Bank of Canada governor Tiff Macklem. Picture: BLAIR GABLE/REUTERS
Bank of Canada governor Tiff Macklem. Picture: BLAIR GABLE/REUTERS

The Bank of Canada took the biggest step yet by a major economy to reduce emergency levels of monetary stimulus as it hailed a stronger-than-expected recovery from the pandemic.

Policymakers led by governor Tiff Macklem said on Wednesday they would scale back their purchases of government debt by a quarter to C$3bn ($2.4bn) and accelerate the timetable for a possible interest-rate increase.

The upbeat turn towards plotting a return to more normal policy has been resisted by counterparts elsewhere, including the US Federal Reserve.

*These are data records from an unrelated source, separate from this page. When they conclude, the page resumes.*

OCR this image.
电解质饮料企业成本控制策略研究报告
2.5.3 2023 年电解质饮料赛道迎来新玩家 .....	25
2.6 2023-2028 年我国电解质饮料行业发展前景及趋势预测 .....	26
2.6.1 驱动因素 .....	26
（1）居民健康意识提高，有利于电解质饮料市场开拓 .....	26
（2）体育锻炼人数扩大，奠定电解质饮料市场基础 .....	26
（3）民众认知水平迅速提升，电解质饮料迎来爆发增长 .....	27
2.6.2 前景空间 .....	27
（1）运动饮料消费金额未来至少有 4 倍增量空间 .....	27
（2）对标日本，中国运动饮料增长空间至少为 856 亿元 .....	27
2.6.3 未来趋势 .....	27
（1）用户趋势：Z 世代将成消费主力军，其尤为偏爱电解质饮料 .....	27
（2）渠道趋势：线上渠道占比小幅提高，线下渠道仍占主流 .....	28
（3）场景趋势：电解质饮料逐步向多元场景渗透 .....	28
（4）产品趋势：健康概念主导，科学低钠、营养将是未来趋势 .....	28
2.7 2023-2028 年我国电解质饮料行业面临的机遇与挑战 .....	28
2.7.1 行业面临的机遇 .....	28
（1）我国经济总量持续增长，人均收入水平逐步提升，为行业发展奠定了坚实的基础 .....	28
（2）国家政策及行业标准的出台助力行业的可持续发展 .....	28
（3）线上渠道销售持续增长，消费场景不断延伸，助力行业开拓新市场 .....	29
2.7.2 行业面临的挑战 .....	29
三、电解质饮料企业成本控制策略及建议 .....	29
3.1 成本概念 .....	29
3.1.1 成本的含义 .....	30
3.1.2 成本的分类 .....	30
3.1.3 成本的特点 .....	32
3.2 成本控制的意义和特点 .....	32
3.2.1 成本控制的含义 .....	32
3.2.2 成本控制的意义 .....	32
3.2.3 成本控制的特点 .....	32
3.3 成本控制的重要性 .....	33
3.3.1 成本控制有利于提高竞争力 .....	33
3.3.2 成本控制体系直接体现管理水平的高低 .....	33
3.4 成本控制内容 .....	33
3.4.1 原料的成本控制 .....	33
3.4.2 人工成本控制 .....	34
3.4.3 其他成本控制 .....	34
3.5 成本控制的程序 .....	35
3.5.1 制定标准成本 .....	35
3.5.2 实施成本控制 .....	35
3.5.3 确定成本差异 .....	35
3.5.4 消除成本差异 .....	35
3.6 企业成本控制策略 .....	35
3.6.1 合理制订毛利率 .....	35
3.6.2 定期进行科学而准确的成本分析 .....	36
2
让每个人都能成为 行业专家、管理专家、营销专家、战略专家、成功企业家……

Investors reacted by driving the Canadian dollar to its biggest gain since June.

“This is a fairly hawkish message cast by the Bank of Canada,” Simon Harvey, a senior foreign exchange analyst at Monex Canada, said by e-mail. “They seem quite confident that once the current wave of infections subsides the economic recovery will be robust.”

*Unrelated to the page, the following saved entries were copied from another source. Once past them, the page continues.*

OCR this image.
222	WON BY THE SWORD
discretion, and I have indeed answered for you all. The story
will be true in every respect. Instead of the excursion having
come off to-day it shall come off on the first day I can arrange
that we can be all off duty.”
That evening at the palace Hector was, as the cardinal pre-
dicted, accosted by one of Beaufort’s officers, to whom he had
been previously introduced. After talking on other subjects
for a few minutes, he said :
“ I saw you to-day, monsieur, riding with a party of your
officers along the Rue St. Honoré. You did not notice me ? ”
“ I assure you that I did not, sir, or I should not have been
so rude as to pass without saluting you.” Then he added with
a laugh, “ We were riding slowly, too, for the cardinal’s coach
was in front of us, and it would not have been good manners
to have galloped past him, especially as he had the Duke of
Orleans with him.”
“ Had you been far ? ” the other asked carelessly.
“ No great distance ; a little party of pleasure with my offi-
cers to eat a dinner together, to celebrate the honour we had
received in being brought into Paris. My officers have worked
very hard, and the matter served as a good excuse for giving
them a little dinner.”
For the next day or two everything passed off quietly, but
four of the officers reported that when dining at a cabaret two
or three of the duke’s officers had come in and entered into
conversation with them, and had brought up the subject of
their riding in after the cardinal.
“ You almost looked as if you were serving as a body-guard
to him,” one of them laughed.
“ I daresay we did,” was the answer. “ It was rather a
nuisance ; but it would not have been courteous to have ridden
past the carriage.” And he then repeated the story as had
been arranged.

The central bank reiterated its guidance that it won’t raise its benchmark interest rate, now at 0.25%, until the recovery is complete and inflation is sustainably at 2%. But it changed its projections on when that would happen.

New timeline

In new quarterly economic projections, it revised higher its growth estimate for 2021 by more than two percentage points, to 6.5%, and brought forward its forecasts for when slack would be absorbed.

“Based on the Bank’s latest projection, this is now expected to happen some time in the second half of 2022,” the bank said in its latest monetary policy report.

At a subsequent press conference, Macklem emphasised that the central bank’s commitment is not to raise interest rates before the economy fully recovers, and that any future hike would reflect economic conditions at the time.

The Federal Reserve, by contrast, says it won’t begin scaling back the pace of its $120bn-a-month bond purchases until it sees “substantial further progress” on employment and inflation. Economists surveyed by Bloomberg ahead of the Fed’s March meeting didn’t expect that to happen until 2022.

Macklem’s growth revisions bring policymakers more into line with economist projections. Markets had already been pricing in a rate increase in 2022 before Wednesday’s changes. Investors have also been anticipating that Canada’s central bank would be more aggressive than the Federal Reserve in its normalisation path.

Swaps trading suggests about a 50% chance of a hike in Canada this time next year. Almost three hikes are fully priced in over the next two years, and five hikes over the next three years.

Fed chair Jerome Powell, for his part, has been careful to avoid putting a date on beginning to taper asset purchases in the US, though vice-chair Richard Clarida has said he doesn’t expect those thresholds to be met in 2021.

Powell has promised to give investors plenty of warning that officials are beginning to debate the timing of a move. He’s been up front in wanting to avoid surprising markets and rerunning the 2013 “taper tantrum”, when unexpected news that the Fed was thinking of paring its purchases sent financial markets into a spasm with harmful economic consequences.

Loonie soars

The Canadian dollar rose 0.9% to C$1.2495/$ in New York on Wednesday, after gaining as much as 1.2%. The market consensus was for the Bank of Canada to pare back its government bond purchases in line with the bank’s new guidance, without altering expectations for no rate hike before 2023.

Even before Wednesday’s statement, investors were anticipating the Bank of Canada to be among the most aggressive advanced economies in unwinding stimulus. One reason may be that Canada’s jobs market has recouped 90% of losses during the pandemic, vs just over 60% in the US.

Still, policymakers remain cautious despite the more positive tone, saying there’s more uncertainty than usual that might affect its estimates for slack. Officials also highlighted concern about the uneven recovery and the potential for scarring in the labour market.

On technical grounds alone, the central bank’s purchases of Canadian government bonds need to be pared back as the government’s financing requirements drop. It now owns more than 40% of outstanding bonds and is on pace to go above 50% in a few months as Prime Minister Justin Trudeau’s government reduces its issuance by about C$90bn in 2021.

It’s actually the second time the Bank of Canada has tapered during the pandemic. Macklem reduced the bank’s minimum weekly purchases in October, which had been C$5bn initially. But at the time, officials characterised the taper as neutral in terms of stimulus, because they shifted purchases towards long-term bonds concurrently.

This time, the central bank acknowledged that its reduction of asset purchases will impact the “incremental” amount of stimulus being added to the economy from quantitative easing.